Not sure. I can't think of any examples that I would approve of.
I certainly dont approve of human cloning, in any manner, or manipulation of human dna to achieve a desired birth.
OK, let's jump ahead. You don't like human cloning because it raises some really serious ethical problems. I agree entirely. Here's a nightmare problem I love to pose: let's say that some scientist is able to mix human DNA with chimpanzee DNA to produce a creature that's half-human, half-chimp. Does this creature have rights? What if the mixture is 3/4 human? 7/8ths? Yep, this is certainly nasty.
Such problems challenge our basic notions of what constitutes a human, in the same manner that improving medical treatments challenged our notion of what constitutes a baby. They force us to ask questions about ourselves, questions that we might not like to answer.
Yet I find such questions fascinating. How can we draw such a hard and fast line between ourselves and chimpanzees? We all innately sense that chimpanzees deserve greater respect than, say, paramecia. Sure, they shouldn't have the right to an attorney at the laboratory, but we know they deserve something more than cockroaches -- what?
Our moral and social codes have been built and honed by thousands of years of painful experience. They are well-suited to solving the problems of human experience of the last few thousand years. But technology is changing our social environment so fast that our moral codes can't quite keep up. We almost bought it with nuclear weapons, which made all-out war obsolete, but for a while we still accepted the notion of all-out war. We're just now coming around to the realization that war has to have a ceiling placed over it, a barrier above which nobody can ascend.
DNA technology will present us with many more such quandaries. And there's no stopping technology. Sure, you can outlaw it here, but that just means that somebody else will do it somewhere else.
I think we just have to bite the bullet and start addressing these issues now because they're coming and we can't stop them.

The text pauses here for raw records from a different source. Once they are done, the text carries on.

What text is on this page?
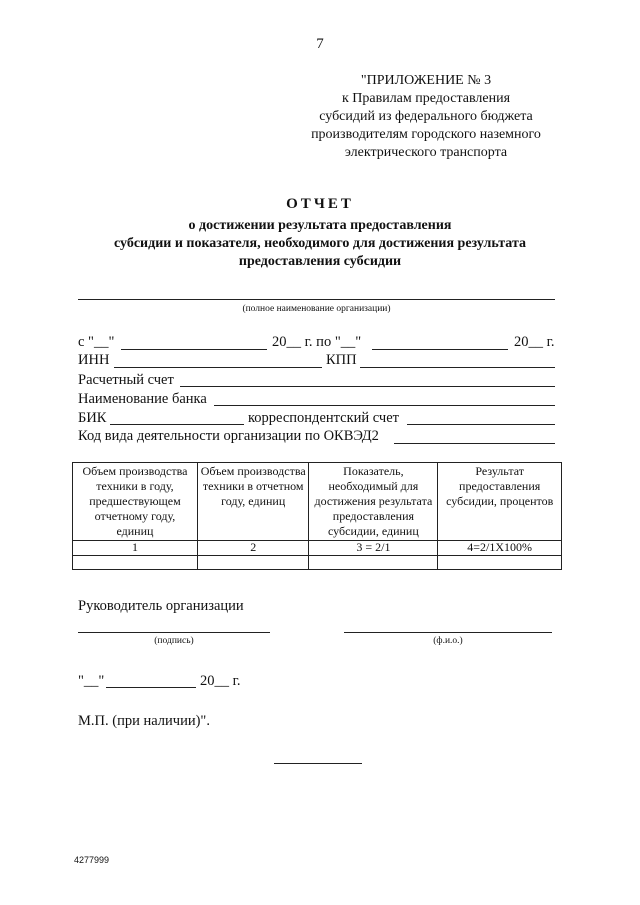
7
"ПРИЛОЖЕНИЕ № 3
к Правилам предоставления
субсидий из федерального бюджета
производителям городского наземного
электрического транспорта
ОТЧЕТ
о достижении результата предоставления
субсидии и показателя, необходимого для достижения результата
предоставления субсидии
(полное наименование организации)
с "__"	20__ г. по "__"	20__ г.
ИНН	КПП
Расчетный счет
Наименование банка
БИК	корреспондентский счет
Код вида деятельности организации по ОКВЭД2
Объем производства техники в году, предшествующем отчетному году, единиц	Объем производства техники в отчетном году, единиц	Показатель, необходимый для достижения результата предоставления субсидии, единиц	Результат предоставления субсидии, процентов
1	2	3 = 2/1	4=2/1X100%

Руководитель организации
(подпись)	(ф.и.о.)
"__"	20__ г.
М.П. (при наличии)".
4277999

they deserve something more than cockroaches -- what?
A banana? <grin>
I saw a movie that was so funny and it was set in a cab. The guy talking was saying that he fell in love with a sheep. In another movie there was a similiar scenerio, so what is it what sheep and humans? There is something wrong with a society that is cloning so much... hey I wish my hair was like a horses tail hahahah
I wish I could clone myself. Then I could send my other self to work and do all those things I don't want to do. The cloning in the future will make little robots out of all of us.

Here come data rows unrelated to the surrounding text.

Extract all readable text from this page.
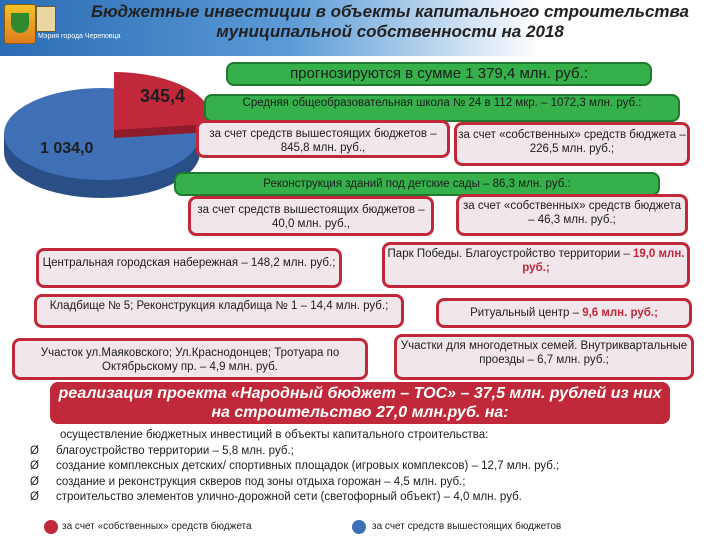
Мэрия города Череповца
Бюджетные инвестиции в объекты капитального строительства муниципальной собственности на 2018
прогнозируются в сумме 1 379,4 млн. руб.:
345,4
1 034,0
Средняя общеобразовательная школа № 24 в 112 мкр. – 1072,3 млн. руб.:
за счет средств вышестоящих бюджетов – 845,8 млн. руб.,
за счет «собственных» средств бюджета – 226,5 млн. руб.;
Реконструкция зданий под детские сады – 86,3 млн. руб.:
за счет средств вышестоящих бюджетов – 40,0 млн. руб.,
за счет «собственных» средств бюджета – 46,3 млн. руб.;
Центральная городская набережная – 148,2 млн. руб.;
Парк Победы. Благоустройство территории – 19,0 млн. руб.;
Кладбище № 5; Реконструкция кладбища № 1 – 14,4 млн. руб.;
Ритуальный центр – 9,6 млн. руб.;
Участок ул.Маяковского; Ул.Краснодонцев; Тротуара по Октябрьскому пр. – 4,9 млн. руб.
Участки для многодетных семей. Внутриквартальные проезды – 6,7 млн. руб.;
реализация проекта «Народный бюджет – ТОС» – 37,5 млн. рублей из них на строительство 27,0 млн.руб. на:
осуществление бюджетных инвестиций в объекты капитального строительства:
Ø благоустройство территории – 5,8 млн. руб.;
Ø создание комплексных детских/ спортивных площадок (игровых комплексов) – 12,7 млн. руб.;
Ø создание и реконструкция скверов под зоны отдыха горожан – 4,5 млн. руб.;
Ø строительство элементов улично-дорожной сети (светофорный объект) – 4,0 млн. руб.
за счет «собственных» средств бюджета	за счет средств вышестоящих бюджетов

Hey, in parts of Europe, people actually do the dirty deed with sheep/they are out in the field and sheep are gentle animals. God knows what will come of this. At least the sheep don't talk back to you. OMG
Hi, It's Lee&Lyn, and we for the most part take a humerous backseat to this blog. It is comical in a way that makes us think that eventually every clone will have a clone. A twin is a clone, however, they are backwards to each other/ or mirror images. Genetically speaking, they are the same. Hey with all the fertility drugs out there, they should clone all the great presidents, bring up the DNA from the dead presidents and have a field day. How about Albert Einstein (who failed math, by the way), or Abe Lincoln, who liked to build log cabins. Would history actually repeat itself? We think not. We don't like tampering with nature.

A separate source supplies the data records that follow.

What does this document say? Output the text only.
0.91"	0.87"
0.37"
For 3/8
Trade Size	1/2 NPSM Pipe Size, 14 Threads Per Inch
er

HI, it's Lyn again, and I couldn't resist writing this. Lee and I have been pondering and pondering.
If there were 2 of us, we would be pondering twice over. Anyway, I think a can of worms has been opened, just like the computer gurus opened a can of worms with computers. The new world of wonder has been closing in on us at an alarming rate. Are we ready for all of this?
Hi Don, I think Lyn is too serious.
I liked the blog about the guy who had an affair with a sheep.